Recurrent Neural Networks (RNNs)
Neural networks designed to handle sequential data by maintaining a hidden state across time steps.
Transformers
A neural network architecture based on attention mechanisms, widely used in natural language processing and beyond.
AlphaGo
Go-playing AI that defeated world champion Ke Jie in 2017, illustrating the power of deep learning plus search techniques.
MuZero
A game-playing algorithm that dominates Go, chess, shogi, and arcade games by planning and learning without a fixed game model.
ChatGPT
A chatbot released in 2022 using a large language model (LLM); broad knowledge base and versatile, human-like responses.

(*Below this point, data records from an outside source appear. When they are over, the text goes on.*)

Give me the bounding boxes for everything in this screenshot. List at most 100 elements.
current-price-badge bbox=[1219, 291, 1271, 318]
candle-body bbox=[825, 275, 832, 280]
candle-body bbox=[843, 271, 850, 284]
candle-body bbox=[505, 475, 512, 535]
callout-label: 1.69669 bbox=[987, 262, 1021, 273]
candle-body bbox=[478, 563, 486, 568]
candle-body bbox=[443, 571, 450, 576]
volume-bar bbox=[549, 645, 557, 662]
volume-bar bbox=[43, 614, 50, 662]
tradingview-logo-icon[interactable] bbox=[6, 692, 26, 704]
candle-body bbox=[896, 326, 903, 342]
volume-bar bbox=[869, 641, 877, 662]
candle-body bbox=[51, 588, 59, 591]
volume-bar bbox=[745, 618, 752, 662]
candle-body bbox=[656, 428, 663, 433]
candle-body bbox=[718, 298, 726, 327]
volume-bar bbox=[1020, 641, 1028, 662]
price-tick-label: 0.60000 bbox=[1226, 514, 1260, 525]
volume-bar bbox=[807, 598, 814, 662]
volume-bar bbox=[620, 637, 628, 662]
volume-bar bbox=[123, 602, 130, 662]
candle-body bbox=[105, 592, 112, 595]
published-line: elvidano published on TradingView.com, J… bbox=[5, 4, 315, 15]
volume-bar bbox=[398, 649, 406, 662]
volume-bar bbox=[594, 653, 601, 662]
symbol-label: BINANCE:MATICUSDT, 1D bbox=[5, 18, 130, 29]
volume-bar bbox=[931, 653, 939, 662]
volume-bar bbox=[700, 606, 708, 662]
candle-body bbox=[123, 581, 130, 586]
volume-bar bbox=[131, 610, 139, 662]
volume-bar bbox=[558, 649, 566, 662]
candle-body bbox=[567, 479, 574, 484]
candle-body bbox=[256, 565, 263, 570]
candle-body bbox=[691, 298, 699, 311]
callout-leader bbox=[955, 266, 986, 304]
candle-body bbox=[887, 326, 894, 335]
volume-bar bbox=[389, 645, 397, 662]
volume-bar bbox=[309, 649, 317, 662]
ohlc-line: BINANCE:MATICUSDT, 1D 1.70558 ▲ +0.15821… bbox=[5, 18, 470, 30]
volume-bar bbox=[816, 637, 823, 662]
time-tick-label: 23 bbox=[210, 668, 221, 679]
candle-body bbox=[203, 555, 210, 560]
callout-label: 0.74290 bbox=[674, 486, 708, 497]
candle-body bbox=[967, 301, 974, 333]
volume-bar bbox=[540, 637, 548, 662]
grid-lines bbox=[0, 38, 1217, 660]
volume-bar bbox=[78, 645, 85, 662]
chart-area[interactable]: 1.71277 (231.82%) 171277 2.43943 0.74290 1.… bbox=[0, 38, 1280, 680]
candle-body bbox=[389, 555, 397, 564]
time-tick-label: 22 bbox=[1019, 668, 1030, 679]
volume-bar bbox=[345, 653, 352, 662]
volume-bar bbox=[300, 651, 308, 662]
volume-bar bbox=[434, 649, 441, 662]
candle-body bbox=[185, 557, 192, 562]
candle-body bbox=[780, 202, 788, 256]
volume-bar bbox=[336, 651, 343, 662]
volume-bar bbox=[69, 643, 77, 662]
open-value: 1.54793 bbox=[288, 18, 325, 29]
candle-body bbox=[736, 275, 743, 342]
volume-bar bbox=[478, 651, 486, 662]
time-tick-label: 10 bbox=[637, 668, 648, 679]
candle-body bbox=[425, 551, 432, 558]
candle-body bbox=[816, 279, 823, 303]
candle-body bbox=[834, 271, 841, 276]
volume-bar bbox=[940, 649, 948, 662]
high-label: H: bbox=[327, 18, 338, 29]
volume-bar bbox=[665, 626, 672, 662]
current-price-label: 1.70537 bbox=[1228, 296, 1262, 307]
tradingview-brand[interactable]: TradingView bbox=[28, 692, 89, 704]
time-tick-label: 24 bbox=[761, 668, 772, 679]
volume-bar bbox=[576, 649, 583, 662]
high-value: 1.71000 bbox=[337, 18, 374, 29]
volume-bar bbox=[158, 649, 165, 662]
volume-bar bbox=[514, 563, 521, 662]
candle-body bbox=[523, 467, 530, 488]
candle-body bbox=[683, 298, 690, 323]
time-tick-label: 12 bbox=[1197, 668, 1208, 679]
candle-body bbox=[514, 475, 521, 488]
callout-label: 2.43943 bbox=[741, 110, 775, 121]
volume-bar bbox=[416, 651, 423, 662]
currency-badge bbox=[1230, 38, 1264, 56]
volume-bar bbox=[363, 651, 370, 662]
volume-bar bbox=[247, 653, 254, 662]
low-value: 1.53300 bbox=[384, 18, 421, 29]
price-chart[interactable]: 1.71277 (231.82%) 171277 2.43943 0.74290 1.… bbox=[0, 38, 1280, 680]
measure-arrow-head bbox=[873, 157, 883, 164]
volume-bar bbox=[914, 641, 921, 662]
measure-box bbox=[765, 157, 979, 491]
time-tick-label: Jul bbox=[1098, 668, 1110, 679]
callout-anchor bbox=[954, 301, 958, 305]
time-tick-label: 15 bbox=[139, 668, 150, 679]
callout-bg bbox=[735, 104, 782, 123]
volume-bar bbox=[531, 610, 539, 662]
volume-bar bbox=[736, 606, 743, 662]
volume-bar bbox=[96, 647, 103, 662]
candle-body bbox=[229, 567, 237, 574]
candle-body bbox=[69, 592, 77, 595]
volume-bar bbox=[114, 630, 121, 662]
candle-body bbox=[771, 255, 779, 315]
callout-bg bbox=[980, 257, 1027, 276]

Large Language Models (LLMs)
AI models trained on vast text data to understand and generate human-like language; capable across tasks but with reliability and context limits.
Deepfakes
AI-generated media that convincingly mimics real people or events, posing societal and ethical risks.
Big Data
Extremely large datasets used to train modern ML/DL models, enabling better performance with more diverse data.
Deep Representation Learning
Learning hierarchical representations (features) from data, enabling models to build complex concepts from simple ones.
Feature Learning
The process by which models automatically discover useful representations (features) from raw data.
Moore’s Law
The observation that computing power grows exponentially with a doubling time of about 2 years, influencing AI progress.
Clinical Decision Support Systems (CDSS)
Knowledge-based AI systems that use patient data and reasoning to suggest clinical decisions to physicians.
DL Revolution (2010s–present)
The period when deep learning became dominant due to GPUs, big data, and large neural networks.
Natural Language Processing (NLP)
A subfield of AI focused on enabling computers to understand, interpret, and generate human language.
Ethical and Societal Risks of AI
Concerns such as carbon footprint, privacy and data misuse, misinformation, and concentration of power.